Beispiel 1: Die Gaslobby hat in der Debatte um das Heizgesetz ganz auf das Heizen mit Wasserstoff gesetzt, um Heizen mit Gas eine Hintertür zu öffnen. Ihre Erzählung: Heizen mit Wasserstoff sei angeblich klimafreundlich und könne den Weiterbetrieb der bestehenden Gasinfrastruktur ermöglichen. Doch das ist höchst irreführend: Laut Expert:innenmeinung ist das Heizen mit Wasserstoff viel zu teuer und ineffizient, zudem wird der tatsächlich klimaneutrale Wasserstoff aus erneuerbaren Energien kaum zur Verfügung stehen. Um sich das schönzureden, greifen die größten Gaslobby-Verbände auf Studien zurück, die von der Gasindustrie beauftragt und finanziert wurden. 

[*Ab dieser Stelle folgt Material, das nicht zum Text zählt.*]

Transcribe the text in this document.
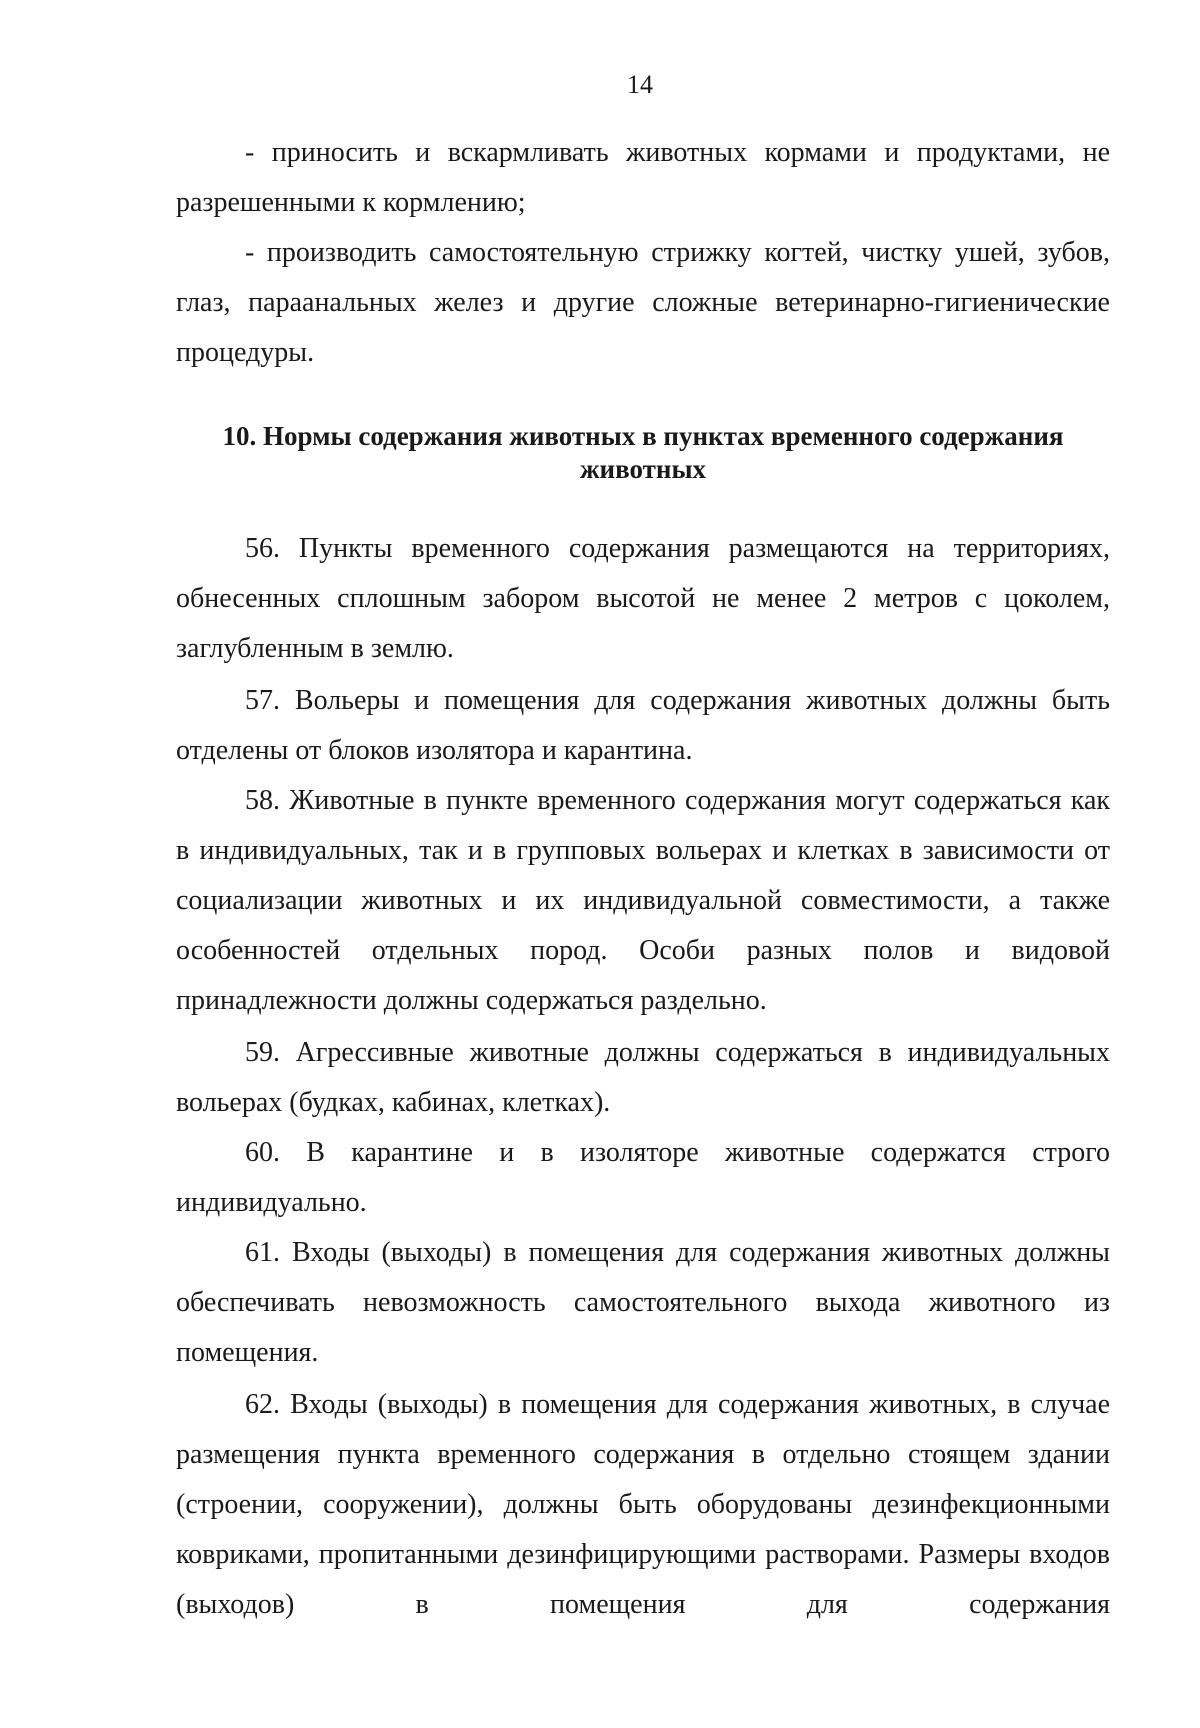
14

- приносить и вскармливать животных кормами и продуктами, не разрешенными к кормлению;

- производить самостоятельную стрижку когтей, чистку ушей, зубов, глаз, параанальных желез и другие сложные ветеринарно-гигиенические процедуры.

10. Нормы содержания животных в пунктах временного содержания
животных

56. Пункты временного содержания размещаются на территориях, обнесенных сплошным забором высотой не менее 2 метров с цоколем, заглубленным в землю.

57. Вольеры и помещения для содержания животных должны быть отделены от блоков изолятора и карантина.

58. Животные в пункте временного содержания могут содержаться как в индивидуальных, так и в групповых вольерах и клетках в зависимости от социализации животных и их индивидуальной совместимости, а также особенностей отдельных пород. Особи разных полов и видовой принадлежности должны содержаться раздельно.

59. Агрессивные животные должны содержаться в индивидуальных вольерах (будках, кабинах, клетках).

60. В карантине и в изоляторе животные содержатся строго индивидуально.

61. Входы (выходы) в помещения для содержания животных должны обеспечивать невозможность самостоятельного выхода животного из помещения.

62. Входы (выходы) в помещения для содержания животных, в случае размещения пункта временного содержания в отдельно стоящем здании (строении, сооружении), должны быть оборудованы дезинфекционными ковриками, пропитанными дезинфицирующими растворами. Размеры входов (выходов) в помещения для содержания
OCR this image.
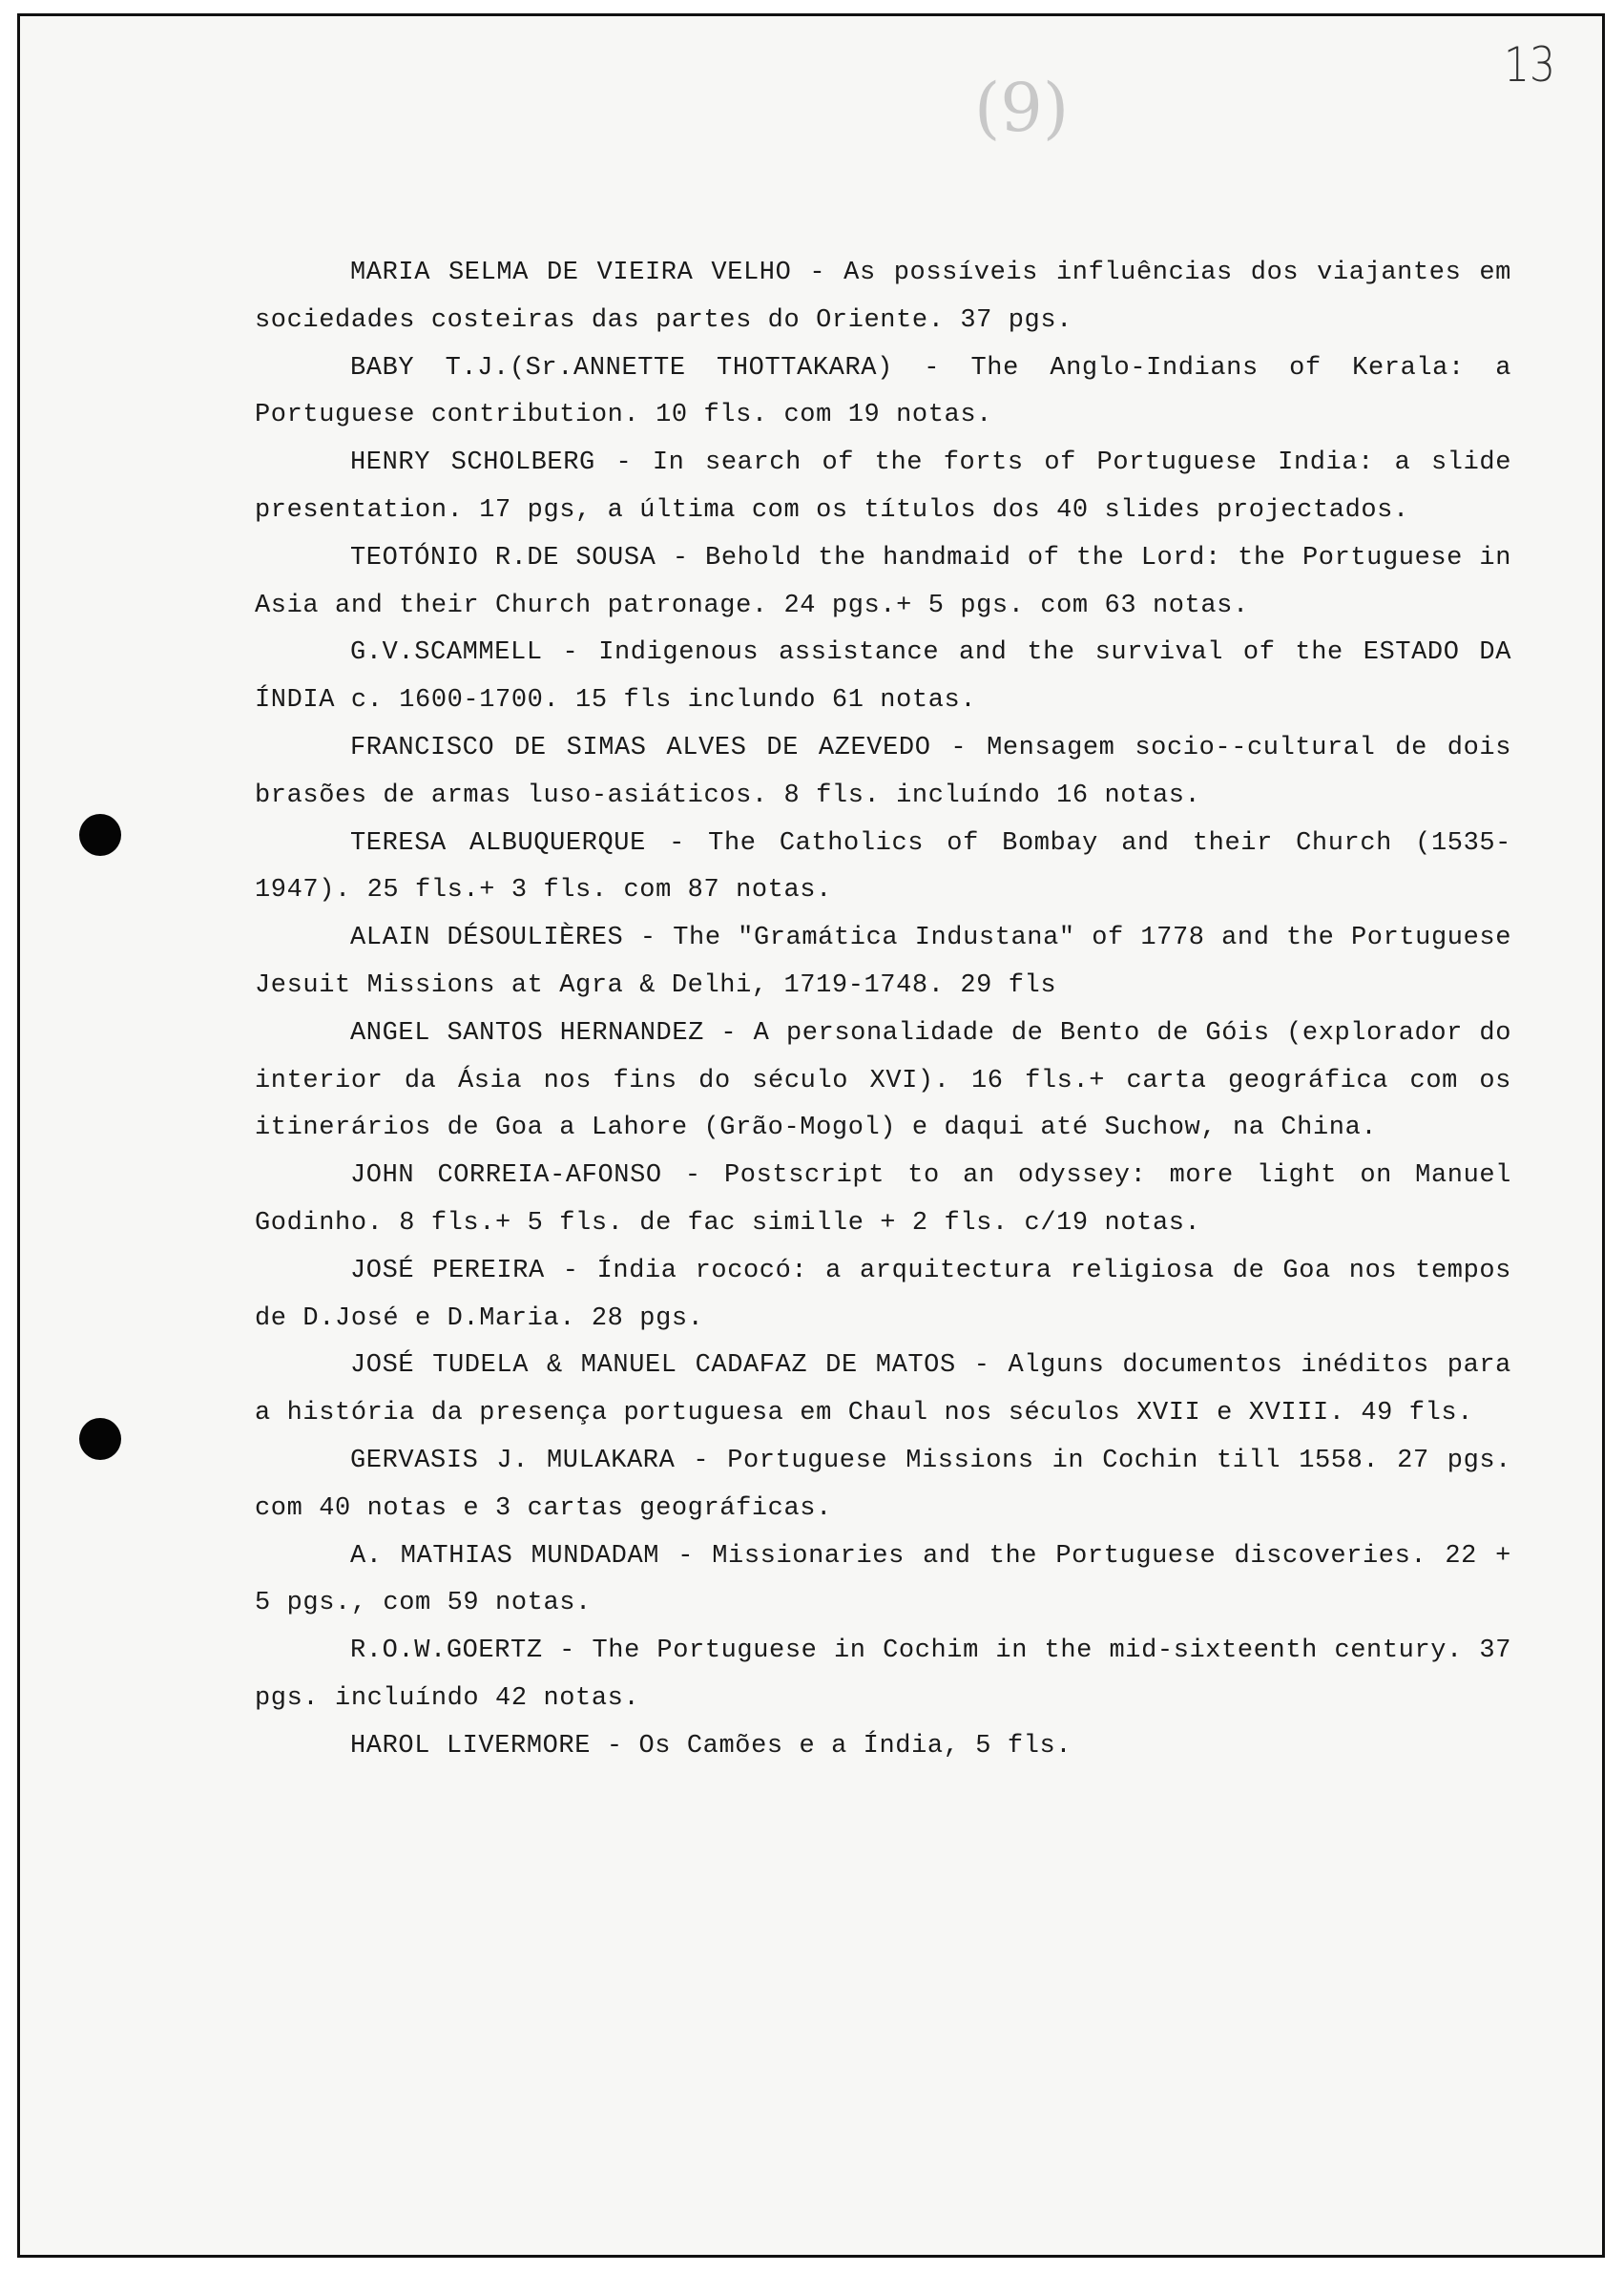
(9)
13

MARIA SELMA DE VIEIRA VELHO - As possíveis influências dos viajantes em sociedades costeiras das partes do Oriente. 37 pgs.

BABY T.J.(Sr.ANNETTE THOTTAKARA) - The Anglo-Indians of Kerala: a Portuguese contribution. 10 fls. com 19 notas.

HENRY SCHOLBERG - In search of the forts of Portuguese India: a slide presentation. 17 pgs, a última com os títulos dos 40 slides projectados.

TEOTÓNIO R.DE SOUSA - Behold the handmaid of the Lord: the Portuguese in Asia and their Church patronage. 24 pgs.+ 5 pgs. com 63 notas.

G.V.SCAMMELL - Indigenous assistance and the survival of the ESTADO DA ÍNDIA c. 1600-1700. 15 fls inclundo 61 notas.

FRANCISCO DE SIMAS ALVES DE AZEVEDO - Mensagem socio--cultural de dois brasões de armas luso-asiáticos. 8 fls. incluíndo 16 notas.

TERESA ALBUQUERQUE - The Catholics of Bombay and their Church (1535-1947). 25 fls.+ 3 fls. com 87 notas.

ALAIN DÉSOULIÈRES - The "Gramática Industana" of 1778 and the Portuguese Jesuit Missions at Agra & Delhi, 1719-1748. 29 fls

ANGEL SANTOS HERNANDEZ - A personalidade de Bento de Góis (explorador do interior da Ásia nos fins do século XVI). 16 fls.+ carta geográfica com os itinerários de Goa a Lahore (Grão-Mogol) e daqui até Suchow, na China.

JOHN CORREIA-AFONSO - Postscript to an odyssey: more light on Manuel Godinho. 8 fls.+ 5 fls. de fac simille + 2 fls. c/19 notas.

JOSÉ PEREIRA - Índia rococó: a arquitectura religiosa de Goa nos tempos de D.José e D.Maria. 28 pgs.

JOSÉ TUDELA & MANUEL CADAFAZ DE MATOS - Alguns documentos inéditos para a história da presença portuguesa em Chaul nos séculos XVII e XVIII. 49 fls.

GERVASIS J. MULAKARA - Portuguese Missions in Cochin till 1558. 27 pgs. com 40 notas e 3 cartas geográficas.

A. MATHIAS MUNDADAM - Missionaries and the Portuguese discoveries. 22 + 5 pgs., com 59 notas.

R.O.W.GOERTZ - The Portuguese in Cochim in the mid-sixteenth century. 37 pgs. incluíndo 42 notas.

HAROL LIVERMORE - Os Camões e a Índia, 5 fls.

Beispiel 2: Die Gasindustrie bindet gezielt zentrale Energiepolitiker und Stadtwerke in ihre Lobbystrategien ein. So ist beispielsweise der SPD-Abgeordnete Andreas Rimkus ein viel gefragter Redner auf Lobbyveranstaltungen zum Thema Wasserstoff, so etwa beim Lobbyforum H2vorOrt. Rimkus ist Wasserstoff-Beauftragter der SPD-Bundestagsfraktion und hat an führender Stelle das Heizungsgesetz mitverhandelt – da wundert es kaum, wenn die unrealistische und viel zu teure Option auf Heizen mit Wasserstoff nun in den Entwurf des Heizungsgesetzes aufgenommen wurde. Auch der fragwürdige Gaskonzern-Lobbyverband Zukunft Gas spannt Stadtwerke vor seinen Lobby-Karren und macht Druck für das Heizen mit Wasserstoff. 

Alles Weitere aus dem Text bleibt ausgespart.